FTT-GRU: A Hybrid Fast Temporal Transformer with GRU for Remaining Useful Life Prediction
Varun Teja Chirukiri, Udaya Bhasker Cheerala, Sandeep Kanta, Abdul Karim, Praveen Damacharla
TL;DR
Problem: Predict remaining useful life (RUL) from multivariate sensor data. Approach: a hybrid FTT-GRU combining a Fast Temporal Transformer with a GRU to model global and local temporal dynamics. Key results: on CMAPSS FD001, RMSE = 30.76, MAE = 18.97, and $R^2 = 0.453$, with 1.12 ms latency, outperforming the TCN–Attention baseline.
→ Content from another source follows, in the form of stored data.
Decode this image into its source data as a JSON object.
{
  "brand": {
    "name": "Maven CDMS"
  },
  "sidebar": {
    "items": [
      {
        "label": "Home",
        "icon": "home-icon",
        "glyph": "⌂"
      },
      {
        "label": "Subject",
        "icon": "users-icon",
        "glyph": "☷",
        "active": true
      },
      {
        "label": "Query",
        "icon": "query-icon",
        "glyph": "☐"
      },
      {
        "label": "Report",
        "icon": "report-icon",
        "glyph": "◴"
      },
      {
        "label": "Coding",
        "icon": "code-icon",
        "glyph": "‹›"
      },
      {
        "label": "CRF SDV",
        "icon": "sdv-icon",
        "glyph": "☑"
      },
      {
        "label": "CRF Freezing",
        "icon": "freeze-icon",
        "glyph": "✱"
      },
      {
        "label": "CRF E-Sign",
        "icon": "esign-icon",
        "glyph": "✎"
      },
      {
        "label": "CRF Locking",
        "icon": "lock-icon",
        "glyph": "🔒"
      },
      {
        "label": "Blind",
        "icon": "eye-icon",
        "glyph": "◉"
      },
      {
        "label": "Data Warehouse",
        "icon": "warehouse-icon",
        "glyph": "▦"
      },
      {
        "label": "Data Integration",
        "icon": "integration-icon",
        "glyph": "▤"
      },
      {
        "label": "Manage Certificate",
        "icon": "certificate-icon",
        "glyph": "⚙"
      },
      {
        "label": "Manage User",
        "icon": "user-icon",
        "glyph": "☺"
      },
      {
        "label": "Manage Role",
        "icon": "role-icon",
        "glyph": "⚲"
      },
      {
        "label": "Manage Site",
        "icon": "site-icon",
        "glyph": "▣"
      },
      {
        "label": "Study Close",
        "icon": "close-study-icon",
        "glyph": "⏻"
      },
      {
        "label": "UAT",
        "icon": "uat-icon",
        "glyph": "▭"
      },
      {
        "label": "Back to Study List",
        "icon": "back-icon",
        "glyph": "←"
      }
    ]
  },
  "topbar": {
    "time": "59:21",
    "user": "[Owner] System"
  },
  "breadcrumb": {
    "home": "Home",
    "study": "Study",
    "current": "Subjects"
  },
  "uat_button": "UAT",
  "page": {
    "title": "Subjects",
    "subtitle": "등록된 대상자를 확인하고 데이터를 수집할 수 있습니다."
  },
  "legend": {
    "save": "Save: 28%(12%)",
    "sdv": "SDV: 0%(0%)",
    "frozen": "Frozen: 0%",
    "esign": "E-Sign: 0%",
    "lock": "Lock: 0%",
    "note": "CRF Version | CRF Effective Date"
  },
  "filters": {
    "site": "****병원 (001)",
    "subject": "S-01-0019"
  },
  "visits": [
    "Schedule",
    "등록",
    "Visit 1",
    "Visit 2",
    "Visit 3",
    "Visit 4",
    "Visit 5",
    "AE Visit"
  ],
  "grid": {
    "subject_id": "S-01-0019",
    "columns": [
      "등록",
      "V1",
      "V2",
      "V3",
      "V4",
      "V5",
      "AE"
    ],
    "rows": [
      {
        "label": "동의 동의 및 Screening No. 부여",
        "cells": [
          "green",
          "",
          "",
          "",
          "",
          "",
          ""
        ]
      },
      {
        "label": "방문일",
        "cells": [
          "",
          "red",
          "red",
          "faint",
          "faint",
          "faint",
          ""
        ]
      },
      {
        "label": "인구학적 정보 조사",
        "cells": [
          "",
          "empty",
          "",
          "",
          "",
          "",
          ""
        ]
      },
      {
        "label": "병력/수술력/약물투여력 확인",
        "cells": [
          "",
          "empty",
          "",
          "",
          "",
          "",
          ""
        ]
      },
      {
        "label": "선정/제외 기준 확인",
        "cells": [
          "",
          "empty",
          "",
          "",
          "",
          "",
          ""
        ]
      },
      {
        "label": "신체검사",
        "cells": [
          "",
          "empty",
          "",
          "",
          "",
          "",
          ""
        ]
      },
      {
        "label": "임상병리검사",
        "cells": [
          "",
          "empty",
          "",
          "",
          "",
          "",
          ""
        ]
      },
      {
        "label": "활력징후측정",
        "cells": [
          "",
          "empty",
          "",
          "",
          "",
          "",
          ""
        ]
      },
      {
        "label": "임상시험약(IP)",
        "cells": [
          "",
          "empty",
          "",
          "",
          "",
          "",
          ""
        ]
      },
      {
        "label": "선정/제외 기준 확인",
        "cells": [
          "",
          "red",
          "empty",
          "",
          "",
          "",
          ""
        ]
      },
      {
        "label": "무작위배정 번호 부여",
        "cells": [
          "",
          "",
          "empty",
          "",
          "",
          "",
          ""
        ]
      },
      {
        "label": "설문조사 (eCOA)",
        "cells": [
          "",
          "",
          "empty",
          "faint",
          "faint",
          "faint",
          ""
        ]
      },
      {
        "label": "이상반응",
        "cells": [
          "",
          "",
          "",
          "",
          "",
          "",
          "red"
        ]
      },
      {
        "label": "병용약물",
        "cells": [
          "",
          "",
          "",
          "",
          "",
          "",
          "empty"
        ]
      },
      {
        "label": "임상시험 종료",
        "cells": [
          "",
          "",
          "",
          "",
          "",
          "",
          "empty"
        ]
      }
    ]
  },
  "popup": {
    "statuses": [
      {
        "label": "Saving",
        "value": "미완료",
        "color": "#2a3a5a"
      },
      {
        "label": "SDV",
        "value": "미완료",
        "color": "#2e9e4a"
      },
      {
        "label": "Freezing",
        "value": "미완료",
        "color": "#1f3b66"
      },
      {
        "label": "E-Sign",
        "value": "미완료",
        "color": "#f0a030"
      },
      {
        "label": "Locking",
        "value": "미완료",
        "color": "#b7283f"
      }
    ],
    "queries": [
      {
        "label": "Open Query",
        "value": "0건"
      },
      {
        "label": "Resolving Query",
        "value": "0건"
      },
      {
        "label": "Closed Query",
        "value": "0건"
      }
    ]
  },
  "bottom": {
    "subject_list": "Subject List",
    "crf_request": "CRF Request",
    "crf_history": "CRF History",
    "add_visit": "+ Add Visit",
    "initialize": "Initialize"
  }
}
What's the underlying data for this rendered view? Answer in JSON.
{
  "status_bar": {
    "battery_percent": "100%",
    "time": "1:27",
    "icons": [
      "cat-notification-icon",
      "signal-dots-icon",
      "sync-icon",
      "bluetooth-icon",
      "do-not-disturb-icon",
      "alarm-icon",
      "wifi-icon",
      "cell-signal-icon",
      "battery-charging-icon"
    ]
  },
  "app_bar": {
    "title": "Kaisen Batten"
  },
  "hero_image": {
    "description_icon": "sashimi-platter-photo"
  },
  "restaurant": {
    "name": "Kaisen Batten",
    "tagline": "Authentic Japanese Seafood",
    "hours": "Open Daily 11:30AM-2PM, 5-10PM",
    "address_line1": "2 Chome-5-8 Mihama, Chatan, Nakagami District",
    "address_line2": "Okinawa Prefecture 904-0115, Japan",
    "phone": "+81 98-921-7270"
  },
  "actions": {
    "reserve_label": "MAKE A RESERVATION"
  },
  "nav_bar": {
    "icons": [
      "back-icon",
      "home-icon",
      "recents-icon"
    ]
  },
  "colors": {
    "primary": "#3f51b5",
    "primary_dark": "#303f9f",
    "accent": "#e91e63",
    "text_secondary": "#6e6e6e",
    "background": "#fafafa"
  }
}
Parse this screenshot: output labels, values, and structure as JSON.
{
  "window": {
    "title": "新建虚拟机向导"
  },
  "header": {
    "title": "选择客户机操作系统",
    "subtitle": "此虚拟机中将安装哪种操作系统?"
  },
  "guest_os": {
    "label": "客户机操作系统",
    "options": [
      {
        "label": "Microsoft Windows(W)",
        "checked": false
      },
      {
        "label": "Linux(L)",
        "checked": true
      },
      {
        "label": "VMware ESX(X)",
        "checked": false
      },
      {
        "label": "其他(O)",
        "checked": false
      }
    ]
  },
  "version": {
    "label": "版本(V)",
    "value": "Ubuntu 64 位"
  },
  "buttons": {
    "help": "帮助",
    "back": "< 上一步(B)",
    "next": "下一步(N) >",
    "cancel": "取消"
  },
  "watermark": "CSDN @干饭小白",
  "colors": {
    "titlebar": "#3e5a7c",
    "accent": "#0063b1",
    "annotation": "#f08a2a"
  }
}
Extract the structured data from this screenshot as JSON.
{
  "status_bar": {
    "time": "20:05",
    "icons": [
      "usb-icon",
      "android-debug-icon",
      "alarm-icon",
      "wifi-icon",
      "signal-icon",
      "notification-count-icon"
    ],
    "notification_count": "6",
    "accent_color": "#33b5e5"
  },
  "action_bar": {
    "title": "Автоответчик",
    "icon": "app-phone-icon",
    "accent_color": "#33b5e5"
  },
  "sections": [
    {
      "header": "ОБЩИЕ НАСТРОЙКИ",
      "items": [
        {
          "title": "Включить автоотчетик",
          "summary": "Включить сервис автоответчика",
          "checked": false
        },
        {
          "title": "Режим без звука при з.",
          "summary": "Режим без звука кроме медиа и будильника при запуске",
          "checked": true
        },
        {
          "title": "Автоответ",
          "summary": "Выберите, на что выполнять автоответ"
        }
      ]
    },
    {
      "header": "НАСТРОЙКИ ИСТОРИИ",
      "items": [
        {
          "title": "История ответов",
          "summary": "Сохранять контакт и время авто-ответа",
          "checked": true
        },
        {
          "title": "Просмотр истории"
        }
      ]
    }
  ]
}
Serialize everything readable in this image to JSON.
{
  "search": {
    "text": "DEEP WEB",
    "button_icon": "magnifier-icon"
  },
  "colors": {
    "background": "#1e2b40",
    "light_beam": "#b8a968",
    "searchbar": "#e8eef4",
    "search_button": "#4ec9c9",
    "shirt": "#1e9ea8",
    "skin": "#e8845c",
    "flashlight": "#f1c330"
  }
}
Significance: supports real-time, edge-friendly prognostics with interpretability options and a clear path toward broader generalization via domain adaptation.
Abstract
Accurate prediction of the remaining useful life (RUL) of industrial machinery is essential for reducing downtime and optimizing maintenance schedules. Existing approaches, such as long short-term memory (LSTM) networks and convolutional neural networks (CNNs), often struggle to model both global temporal dependencies and fine-grained degradation trends in multivariate sensor data. We propose a hybrid model, FTT-GRU, which combines a Fast Temporal Transformer (FTT) -- a lightweight Transformer variant using linearized attention via fast Fourier transform (FFT) -- with a gated recurrent unit (GRU) layer for sequential modeling. To the best of our knowledge, this is the first application of an FTT with a GRU for RUL prediction on NASA CMAPSS, enabling simultaneous capture of global and local degradation patterns in a compact architecture. On CMAPSS FD001, FTT-GRU attains RMSE 30.76, MAE 18.97, and $R^2=0.45$, with 1.12 ms CPU latency at batch=1. Relative to the best published deep baseline (TCN--Attention), it improves RMSE by 1.16\% and MAE by 4.00\%. Training curves averaged over $k=3$ runs show smooth convergence with narrow 95\% confidence bands, and ablations (GRU-only, FTT-only) support the contribution of both components. These results demonstrate that a compact Transformer-RNN hybrid delivers accurate and efficient RUL predictions on CMAPSS, making it suitable for real-time industrial prognostics.